Question

How do you find the area of parallelogram with 2 sides and angle?

Answer 1

Hint: The formula for the area of a parallelogram is $ ab\sin \theta $ where a and b are length of 2 consecutive sides of the parallelogram. We can find the area of the parallelogram using this formula.

Complete step by step answer:
Let’s draw the figure of a parallelogram

In the above figure, ABCD is a parallelogram and AE is the height of the parallelogram.
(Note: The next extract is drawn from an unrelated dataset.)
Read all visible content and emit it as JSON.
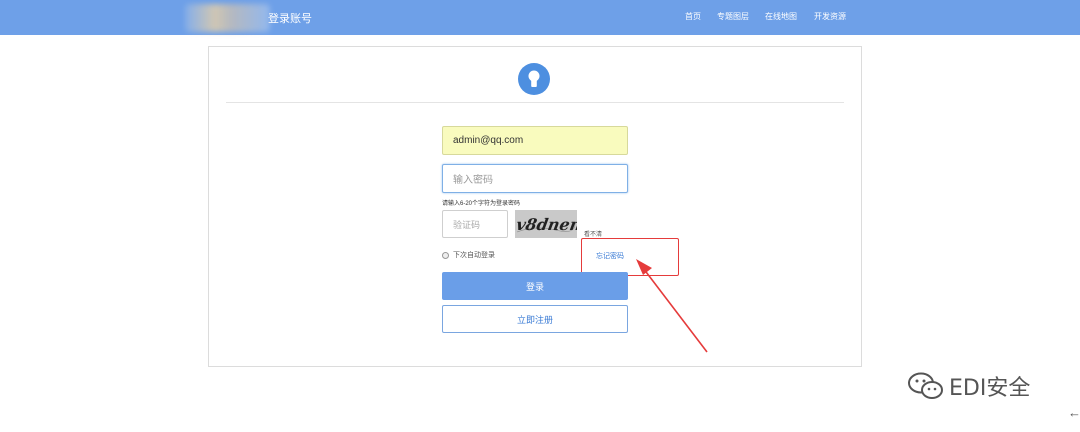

DF is the height drawn from D.
Length of AE = length DF
And angle ABE = angle DCF
So triangle ABE and triangle DCF are congruent
So the area of ABE= area of DCF
Area of parallelogram ABCD = area of triangle ABE + area of trapezium AECD
We can replace ABE with the area of DCF in the above equation.
Area of parallelogram ABCD= area of triangle DCF + area of trapezium AECD

We can see in the figure area of triangle DCF + area of trapezium AECD is equal to the area of rectangle AEFD
We can write
Area of parallelogram ABCD = area of rectangle AEFD
We know that area of rectangle = length $ \times $ breath
So area of rectangle AEFD= $ EF\times AE $
 $ \Rightarrow EF=EC+CF $
CF is equal to BE from congruence of ABE and ACF
 $ \Rightarrow EF=EC+BE $
 $ \Rightarrow EF=BC $
Area of AEFD= $ BC\times AE $
Area of parallelogram ABCD= $ BC\times AE $
In triangle ABE, $ AE=AB\times \sin B $
Area of parallelogram ABCD= $ AB\times BC\times \sin B $
 $ \sin B=\sin A $ in ABCD as $ A+B={{180}^{\circ }} $
AB and BC are consecutive side of ABCD
So if 2 sides and one angle is given parallelogram the area will be product of 2 sides and sin of given angle.

Note:
If the vector form of 2 consecutive sides are given in a parallelogram then the area of parallelogram is $ \left| \overrightarrow{a}\times \overrightarrow{b} \right| $ where $ \overrightarrow{a} $ and $ \overrightarrow{b} $ are given vectors of sides. If all sides are same in a parallelogram it will became a rhombus area of rhombus is $ \dfrac{1}{2}\times $ product of diagonals.